Trener męczy nas jeszcze przez jakieś dziesięć minut, ale chyba ma do nas słabość, bo potem kończy trening. Oczywiście najpierw wygłasza kilka mądrości.
— Dziewczęta, jestem pewien, że macie świadomość, iż musimy rozpocząć ten sezon z przytupem — mówi z przekąsem. — Niektórzy z was potrzebują tego, żeby dostać się do dobrego college’u. Ja? Ja po prostu chcę się upewnić, że szkoła nie straci dofinansowania na drużynę hokejową. Wszystko sprowadza się do tego… — cedzi, spoglądając zmrużonymi oczami na każdego z nas — że chcę utrzymać tę posadę. Zatem na piątek macie być wszyscy zwarci i gotowi, bo wygramy ten mecz.
Szkoła nie straci dofinansowania — gdy spojrzy się na ostatnie kilka lat, to jesteśmy najlepszą drużyną, jaką Eastview miało w swojej historii. Chciałbym móc powiedzieć, że to dzięki mnie, ale nie byłaby to do końca prawda. Naprawdę mamy paru niesamowicie utalentowanych graczy i wielu z nich, w tym ja, ma szansę dzięki temu dostać się do dobrych uczelni w całym kraju.

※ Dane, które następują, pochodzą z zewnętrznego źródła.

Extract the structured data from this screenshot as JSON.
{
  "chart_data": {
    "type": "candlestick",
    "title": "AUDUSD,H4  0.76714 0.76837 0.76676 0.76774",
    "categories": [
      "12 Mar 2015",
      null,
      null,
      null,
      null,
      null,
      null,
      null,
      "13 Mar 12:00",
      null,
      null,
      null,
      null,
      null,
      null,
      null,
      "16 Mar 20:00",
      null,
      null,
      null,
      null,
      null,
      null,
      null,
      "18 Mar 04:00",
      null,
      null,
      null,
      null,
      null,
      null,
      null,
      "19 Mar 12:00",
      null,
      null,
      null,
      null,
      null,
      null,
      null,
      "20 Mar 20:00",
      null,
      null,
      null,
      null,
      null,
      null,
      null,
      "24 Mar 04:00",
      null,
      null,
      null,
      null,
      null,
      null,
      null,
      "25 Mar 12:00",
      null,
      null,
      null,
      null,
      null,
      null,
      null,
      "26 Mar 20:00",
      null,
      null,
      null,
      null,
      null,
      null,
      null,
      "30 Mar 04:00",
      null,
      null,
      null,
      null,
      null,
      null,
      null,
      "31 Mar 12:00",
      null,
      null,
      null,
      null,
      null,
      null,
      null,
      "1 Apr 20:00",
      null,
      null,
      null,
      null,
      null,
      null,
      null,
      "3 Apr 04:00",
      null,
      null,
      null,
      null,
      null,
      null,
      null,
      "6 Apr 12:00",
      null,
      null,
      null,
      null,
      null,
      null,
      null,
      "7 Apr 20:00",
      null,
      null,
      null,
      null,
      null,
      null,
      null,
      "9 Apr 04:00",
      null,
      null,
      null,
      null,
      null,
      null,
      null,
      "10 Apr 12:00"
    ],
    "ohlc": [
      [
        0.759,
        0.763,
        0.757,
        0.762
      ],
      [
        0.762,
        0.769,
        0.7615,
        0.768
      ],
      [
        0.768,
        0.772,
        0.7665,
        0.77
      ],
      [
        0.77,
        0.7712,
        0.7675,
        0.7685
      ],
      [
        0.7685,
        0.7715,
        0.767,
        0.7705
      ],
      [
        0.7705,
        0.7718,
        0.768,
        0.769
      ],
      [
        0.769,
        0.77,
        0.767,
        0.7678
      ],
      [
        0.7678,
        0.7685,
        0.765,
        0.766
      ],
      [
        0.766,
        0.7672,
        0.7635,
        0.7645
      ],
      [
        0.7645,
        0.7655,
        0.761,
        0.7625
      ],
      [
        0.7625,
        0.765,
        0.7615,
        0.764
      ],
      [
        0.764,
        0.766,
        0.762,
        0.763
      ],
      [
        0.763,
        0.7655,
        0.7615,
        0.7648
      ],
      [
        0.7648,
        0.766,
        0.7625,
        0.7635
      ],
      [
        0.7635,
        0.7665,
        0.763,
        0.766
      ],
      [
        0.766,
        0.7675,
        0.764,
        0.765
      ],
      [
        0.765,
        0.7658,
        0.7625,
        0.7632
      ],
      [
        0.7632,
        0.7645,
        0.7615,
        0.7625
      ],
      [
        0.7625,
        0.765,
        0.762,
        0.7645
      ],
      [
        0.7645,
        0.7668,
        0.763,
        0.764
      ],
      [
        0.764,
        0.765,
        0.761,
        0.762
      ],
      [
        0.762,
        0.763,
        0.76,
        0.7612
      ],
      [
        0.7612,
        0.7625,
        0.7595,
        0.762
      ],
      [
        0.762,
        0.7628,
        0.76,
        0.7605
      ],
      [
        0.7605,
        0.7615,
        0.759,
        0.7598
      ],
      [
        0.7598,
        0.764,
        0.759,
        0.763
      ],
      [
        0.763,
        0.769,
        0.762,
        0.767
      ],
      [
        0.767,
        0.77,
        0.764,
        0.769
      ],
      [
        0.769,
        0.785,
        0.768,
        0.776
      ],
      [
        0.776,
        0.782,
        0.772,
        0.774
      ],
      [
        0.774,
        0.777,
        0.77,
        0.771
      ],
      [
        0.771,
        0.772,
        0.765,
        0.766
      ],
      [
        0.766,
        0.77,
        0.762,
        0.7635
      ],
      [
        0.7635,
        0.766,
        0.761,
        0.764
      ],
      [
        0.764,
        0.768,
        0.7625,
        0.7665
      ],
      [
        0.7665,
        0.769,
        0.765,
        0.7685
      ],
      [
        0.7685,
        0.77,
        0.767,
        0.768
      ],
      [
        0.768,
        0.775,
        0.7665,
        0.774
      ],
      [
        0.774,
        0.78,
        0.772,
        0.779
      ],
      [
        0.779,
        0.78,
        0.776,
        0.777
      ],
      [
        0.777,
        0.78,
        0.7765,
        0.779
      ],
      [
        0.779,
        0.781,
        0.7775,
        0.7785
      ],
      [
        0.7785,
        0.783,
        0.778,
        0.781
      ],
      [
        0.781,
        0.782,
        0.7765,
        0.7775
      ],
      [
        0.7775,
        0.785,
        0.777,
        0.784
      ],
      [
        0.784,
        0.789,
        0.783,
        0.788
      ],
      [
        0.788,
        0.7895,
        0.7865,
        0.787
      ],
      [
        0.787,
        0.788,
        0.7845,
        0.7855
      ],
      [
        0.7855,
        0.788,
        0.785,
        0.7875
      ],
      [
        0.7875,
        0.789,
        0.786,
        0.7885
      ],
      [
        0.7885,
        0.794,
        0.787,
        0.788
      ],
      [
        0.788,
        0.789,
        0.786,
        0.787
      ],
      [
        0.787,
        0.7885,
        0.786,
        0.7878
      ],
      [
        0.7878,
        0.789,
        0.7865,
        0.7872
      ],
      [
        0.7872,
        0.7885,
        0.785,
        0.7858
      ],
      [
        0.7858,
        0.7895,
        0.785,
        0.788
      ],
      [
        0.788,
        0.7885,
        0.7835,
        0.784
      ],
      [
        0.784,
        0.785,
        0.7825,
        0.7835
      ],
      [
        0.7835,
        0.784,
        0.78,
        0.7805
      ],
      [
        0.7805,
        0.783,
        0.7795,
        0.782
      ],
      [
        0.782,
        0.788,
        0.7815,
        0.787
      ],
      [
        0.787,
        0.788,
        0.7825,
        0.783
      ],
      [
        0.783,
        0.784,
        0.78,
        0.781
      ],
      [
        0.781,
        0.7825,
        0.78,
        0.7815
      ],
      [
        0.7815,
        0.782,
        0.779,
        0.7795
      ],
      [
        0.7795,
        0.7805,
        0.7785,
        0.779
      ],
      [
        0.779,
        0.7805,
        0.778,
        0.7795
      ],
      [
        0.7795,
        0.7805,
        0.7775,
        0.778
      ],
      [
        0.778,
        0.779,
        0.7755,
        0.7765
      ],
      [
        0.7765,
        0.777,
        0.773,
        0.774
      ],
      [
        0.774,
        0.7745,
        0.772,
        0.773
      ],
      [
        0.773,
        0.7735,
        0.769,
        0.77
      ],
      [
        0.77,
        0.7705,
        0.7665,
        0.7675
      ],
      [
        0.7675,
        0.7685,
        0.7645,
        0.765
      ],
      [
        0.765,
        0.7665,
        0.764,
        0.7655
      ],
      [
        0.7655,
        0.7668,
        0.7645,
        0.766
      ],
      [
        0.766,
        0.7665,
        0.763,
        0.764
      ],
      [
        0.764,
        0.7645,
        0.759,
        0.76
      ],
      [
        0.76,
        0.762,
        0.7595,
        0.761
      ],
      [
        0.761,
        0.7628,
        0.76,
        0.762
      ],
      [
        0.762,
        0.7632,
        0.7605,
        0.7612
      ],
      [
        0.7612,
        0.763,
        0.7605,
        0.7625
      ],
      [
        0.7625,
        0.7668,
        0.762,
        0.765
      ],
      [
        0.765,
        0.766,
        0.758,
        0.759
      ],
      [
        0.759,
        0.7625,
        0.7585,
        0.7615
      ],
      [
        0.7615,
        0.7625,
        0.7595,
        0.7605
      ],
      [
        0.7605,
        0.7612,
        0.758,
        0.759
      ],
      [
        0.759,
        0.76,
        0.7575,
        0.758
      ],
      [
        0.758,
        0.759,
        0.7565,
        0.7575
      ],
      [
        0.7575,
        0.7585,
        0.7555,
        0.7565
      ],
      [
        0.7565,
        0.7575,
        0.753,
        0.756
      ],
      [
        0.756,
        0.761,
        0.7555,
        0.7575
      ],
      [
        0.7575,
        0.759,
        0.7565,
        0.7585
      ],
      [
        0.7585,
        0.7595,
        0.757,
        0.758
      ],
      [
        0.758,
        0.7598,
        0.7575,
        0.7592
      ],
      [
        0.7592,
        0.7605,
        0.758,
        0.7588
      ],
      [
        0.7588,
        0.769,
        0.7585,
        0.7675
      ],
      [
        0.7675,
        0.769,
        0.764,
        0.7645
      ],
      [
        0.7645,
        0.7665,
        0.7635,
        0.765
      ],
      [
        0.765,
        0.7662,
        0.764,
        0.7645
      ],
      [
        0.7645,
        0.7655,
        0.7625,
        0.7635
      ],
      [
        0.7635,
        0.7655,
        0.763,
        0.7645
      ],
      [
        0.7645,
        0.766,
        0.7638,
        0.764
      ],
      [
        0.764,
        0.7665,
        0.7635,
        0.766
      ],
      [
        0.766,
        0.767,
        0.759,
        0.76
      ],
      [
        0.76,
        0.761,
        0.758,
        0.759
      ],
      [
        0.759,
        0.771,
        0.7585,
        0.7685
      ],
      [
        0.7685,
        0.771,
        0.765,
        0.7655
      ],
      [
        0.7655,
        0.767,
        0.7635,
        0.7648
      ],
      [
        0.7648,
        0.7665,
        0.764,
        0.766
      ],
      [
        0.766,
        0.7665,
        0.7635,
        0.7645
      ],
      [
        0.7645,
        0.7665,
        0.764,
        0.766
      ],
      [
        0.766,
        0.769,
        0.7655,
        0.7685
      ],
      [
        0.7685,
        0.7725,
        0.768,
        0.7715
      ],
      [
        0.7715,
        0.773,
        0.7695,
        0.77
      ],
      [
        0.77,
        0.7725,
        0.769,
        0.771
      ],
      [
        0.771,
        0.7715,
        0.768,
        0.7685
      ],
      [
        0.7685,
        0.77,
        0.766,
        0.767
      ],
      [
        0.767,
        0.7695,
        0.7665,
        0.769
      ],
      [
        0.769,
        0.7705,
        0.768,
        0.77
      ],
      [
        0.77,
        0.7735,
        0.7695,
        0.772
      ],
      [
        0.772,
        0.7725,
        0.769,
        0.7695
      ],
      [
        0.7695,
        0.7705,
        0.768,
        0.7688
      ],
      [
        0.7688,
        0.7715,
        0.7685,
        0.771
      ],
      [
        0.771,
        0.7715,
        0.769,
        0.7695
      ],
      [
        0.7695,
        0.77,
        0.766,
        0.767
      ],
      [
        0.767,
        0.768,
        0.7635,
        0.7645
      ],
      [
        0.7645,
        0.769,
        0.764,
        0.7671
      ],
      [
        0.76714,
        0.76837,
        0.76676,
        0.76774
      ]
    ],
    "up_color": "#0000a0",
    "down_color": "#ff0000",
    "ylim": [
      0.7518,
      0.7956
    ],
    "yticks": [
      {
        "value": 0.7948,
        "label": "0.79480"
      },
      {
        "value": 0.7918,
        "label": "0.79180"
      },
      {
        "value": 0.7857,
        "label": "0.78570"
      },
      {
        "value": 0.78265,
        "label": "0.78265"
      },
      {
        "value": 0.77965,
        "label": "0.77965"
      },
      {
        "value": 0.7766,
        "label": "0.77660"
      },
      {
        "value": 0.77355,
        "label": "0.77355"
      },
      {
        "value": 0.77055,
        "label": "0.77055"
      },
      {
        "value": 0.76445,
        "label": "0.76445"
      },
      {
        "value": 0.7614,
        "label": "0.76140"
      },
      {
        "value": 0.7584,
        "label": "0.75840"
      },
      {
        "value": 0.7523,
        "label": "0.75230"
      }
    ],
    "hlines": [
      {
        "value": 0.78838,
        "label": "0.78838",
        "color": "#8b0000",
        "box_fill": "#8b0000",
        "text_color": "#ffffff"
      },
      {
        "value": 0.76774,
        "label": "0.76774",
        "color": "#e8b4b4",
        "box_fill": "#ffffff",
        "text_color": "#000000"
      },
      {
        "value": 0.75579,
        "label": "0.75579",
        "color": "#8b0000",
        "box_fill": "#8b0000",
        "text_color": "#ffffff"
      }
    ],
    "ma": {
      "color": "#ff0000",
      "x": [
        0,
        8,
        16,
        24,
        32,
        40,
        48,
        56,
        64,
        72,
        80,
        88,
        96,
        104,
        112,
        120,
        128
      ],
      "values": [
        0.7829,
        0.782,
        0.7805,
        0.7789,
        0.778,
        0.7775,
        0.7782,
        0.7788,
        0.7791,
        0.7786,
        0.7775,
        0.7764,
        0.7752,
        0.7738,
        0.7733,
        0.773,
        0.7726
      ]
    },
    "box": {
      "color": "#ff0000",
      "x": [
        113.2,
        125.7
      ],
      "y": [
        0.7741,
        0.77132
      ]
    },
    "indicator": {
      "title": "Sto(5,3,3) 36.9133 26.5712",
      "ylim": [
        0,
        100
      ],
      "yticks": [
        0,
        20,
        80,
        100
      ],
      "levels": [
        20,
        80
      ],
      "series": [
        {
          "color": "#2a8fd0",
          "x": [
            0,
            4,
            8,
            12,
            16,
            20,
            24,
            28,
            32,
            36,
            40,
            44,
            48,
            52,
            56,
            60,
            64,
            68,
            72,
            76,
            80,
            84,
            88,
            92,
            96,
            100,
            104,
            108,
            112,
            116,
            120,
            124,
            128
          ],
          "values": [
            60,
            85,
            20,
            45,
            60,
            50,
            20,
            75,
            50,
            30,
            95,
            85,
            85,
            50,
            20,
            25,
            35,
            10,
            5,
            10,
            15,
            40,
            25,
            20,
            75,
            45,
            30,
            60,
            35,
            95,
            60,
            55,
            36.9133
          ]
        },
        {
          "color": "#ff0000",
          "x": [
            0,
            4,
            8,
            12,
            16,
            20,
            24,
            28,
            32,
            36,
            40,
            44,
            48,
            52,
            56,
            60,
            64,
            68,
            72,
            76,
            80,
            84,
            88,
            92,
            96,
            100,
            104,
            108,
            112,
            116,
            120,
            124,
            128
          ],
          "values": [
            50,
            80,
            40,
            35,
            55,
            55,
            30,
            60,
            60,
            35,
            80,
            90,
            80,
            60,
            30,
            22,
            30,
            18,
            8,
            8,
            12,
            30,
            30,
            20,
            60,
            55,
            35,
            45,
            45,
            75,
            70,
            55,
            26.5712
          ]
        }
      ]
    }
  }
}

Wszyscy po kolei ze znudzeniem mówimy: „Tak, panie trenerze”, nim wreszcie pozwala nam się rozejść. Ruszam w kierunku szatni, marząc o prysznicu i o powrocie do domu. Gdy wchodzę do środka, stwierdzam, że nawet nie śmierdzi tam tak bardzo, zważywszy, że w środku znajdują się dwa tuziny spoconych hokeistów. Eastview jest naprawdę świetnie wyposażone — w końcu mamy własne lodowisko — a szatnie mają doskonały system wentylacji.
Ściągam z siebie sprzęt, wchodzę pod prysznic i czuję, jak ciepła woda koi moje zmęczone mięśnie. Po prysznicu wyciągam z torby tenisówki i właśnie jestem w trakcie wkładania spodni i koszulki, gdy ktoś w kabinie obok mnie wrzeszczy.
— Co, u diabła?!
Wstaję i podchodzę bliżej. Przez mleczne drzwi kabiny widzę w środku czyjąś sylwetkę. Gdy w pomieszczeniu rozlega się kolejny krzyk, unoszę dłoń, żeby zapukać do drzwi.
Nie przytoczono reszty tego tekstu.